The implications ripple outward quickly. Understanding how cerebrospinal fluid moves through the brain matters for understanding how the brain clears metabolic waste, how drugs might be delivered to specific regions, and how fluid dynamics might go wrong in neurological disease. The technique also provides a testing ground for mathematical models of brain fluid transport. Researchers can now build computational models and validate them against real, whole-brain data at micrometer resolution—something that was impossible before.
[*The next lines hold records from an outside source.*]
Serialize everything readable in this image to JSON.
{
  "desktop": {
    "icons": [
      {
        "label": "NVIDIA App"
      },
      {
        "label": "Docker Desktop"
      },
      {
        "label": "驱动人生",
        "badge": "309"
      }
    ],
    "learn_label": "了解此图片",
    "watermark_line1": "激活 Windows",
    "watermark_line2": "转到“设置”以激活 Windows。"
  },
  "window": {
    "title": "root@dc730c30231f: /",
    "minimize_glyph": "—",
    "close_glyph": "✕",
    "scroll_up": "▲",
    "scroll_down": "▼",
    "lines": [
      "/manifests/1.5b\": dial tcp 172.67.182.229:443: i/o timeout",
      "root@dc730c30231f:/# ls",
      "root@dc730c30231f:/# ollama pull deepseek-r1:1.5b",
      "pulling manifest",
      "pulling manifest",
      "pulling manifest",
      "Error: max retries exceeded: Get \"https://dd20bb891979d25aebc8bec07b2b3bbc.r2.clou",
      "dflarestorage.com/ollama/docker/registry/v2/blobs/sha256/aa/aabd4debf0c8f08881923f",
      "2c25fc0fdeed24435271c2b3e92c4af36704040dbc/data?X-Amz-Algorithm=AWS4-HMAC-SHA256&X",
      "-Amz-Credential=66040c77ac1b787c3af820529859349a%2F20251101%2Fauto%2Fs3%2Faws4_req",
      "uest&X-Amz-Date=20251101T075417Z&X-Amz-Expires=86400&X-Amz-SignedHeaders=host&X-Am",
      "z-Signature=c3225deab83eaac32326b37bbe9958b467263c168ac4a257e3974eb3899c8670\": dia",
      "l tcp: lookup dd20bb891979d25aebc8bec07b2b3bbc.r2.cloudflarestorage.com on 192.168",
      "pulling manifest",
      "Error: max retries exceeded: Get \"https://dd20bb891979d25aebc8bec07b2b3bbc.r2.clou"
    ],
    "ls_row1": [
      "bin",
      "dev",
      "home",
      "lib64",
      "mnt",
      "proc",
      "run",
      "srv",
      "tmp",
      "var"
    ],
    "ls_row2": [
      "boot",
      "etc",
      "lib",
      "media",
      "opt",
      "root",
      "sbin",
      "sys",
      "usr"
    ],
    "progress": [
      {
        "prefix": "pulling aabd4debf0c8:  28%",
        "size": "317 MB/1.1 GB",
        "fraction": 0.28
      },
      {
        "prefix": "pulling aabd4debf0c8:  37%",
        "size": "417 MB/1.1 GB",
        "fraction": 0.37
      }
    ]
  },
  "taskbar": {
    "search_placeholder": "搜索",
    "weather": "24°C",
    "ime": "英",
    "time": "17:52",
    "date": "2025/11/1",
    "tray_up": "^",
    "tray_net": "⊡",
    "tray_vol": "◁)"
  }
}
The work required coordination across international research infrastructure. Teams at the University of Basel, the University of Zurich, and other institutions collaborated to design specialized animal holders and imaging protocols. Funding came from the Swiss National Science Foundation, the Fidelity Bermuda Foundation, and the Italian National Recovery and Resilience Plan. The research was published open access, making the methods and findings available to the broader scientific community.
What happens next is already becoming clear. Other labs will begin using SRµCT to study not just normal brain fluid dynamics but also what goes wrong in disease. The technique could reveal how fluid flow changes in aging, in neuroinflammation, in neurodegenerative conditions. It could show how drugs move through brain tissue and whether they reach their intended targets. For the first time, the whole-brain view and the micrometer-scale detail are no longer in competition. They are one.
Citas Notables
SRµCT closes a long-standing methodological gap between optical microscopy and magnetic resonance imaging by combining micrometer-scale resolution, whole-organ field of view, and dynamic intravital imaging— Research team
La Conversación del Hearth Otra perspectiva de la historia
Why does it matter that you can see the whole brain at once? Couldn't you just stitch together images from optical microscopy?
You could try, but you'd be stitching together thousands of slices, each one a snapshot from a different moment. The brain is moving—fluid is flowing, tissue is pulsing with each heartbeat. You need to capture all of it simultaneously to see how the system actually works.
So this is really about watching motion in real time across the entire organ.
Exactly. And at a scale where you can see the structures the fluid is actually moving through. With MRI, you can see the big picture but you miss the fine details. With optical microscopy, you see the details but only in a tiny window. This closes that gap.
What's the practical payoff? Why should someone outside neuroscience care?
Drug delivery, for one. If you want to treat a brain tumor or a neurodegenerative disease, you need to know how drugs actually move through brain tissue. Right now, we're mostly guessing. This technique lets you watch it happen.
And the synchrotron part—why is that necessary?
You need X-rays powerful enough to penetrate the whole skull and brain without scattering, but focused enough to give you micrometer resolution. Only a synchrotron can do that. It's overkill for many things, but for this, it's exactly what you need.
Does this work in humans, or just mice?
Just mice for now. The synchrotron beam is intense—you can't expose a human to that much radiation. But the mouse brain is similar enough to ours in terms of fluid dynamics that what we learn here will inform our understanding of human brains.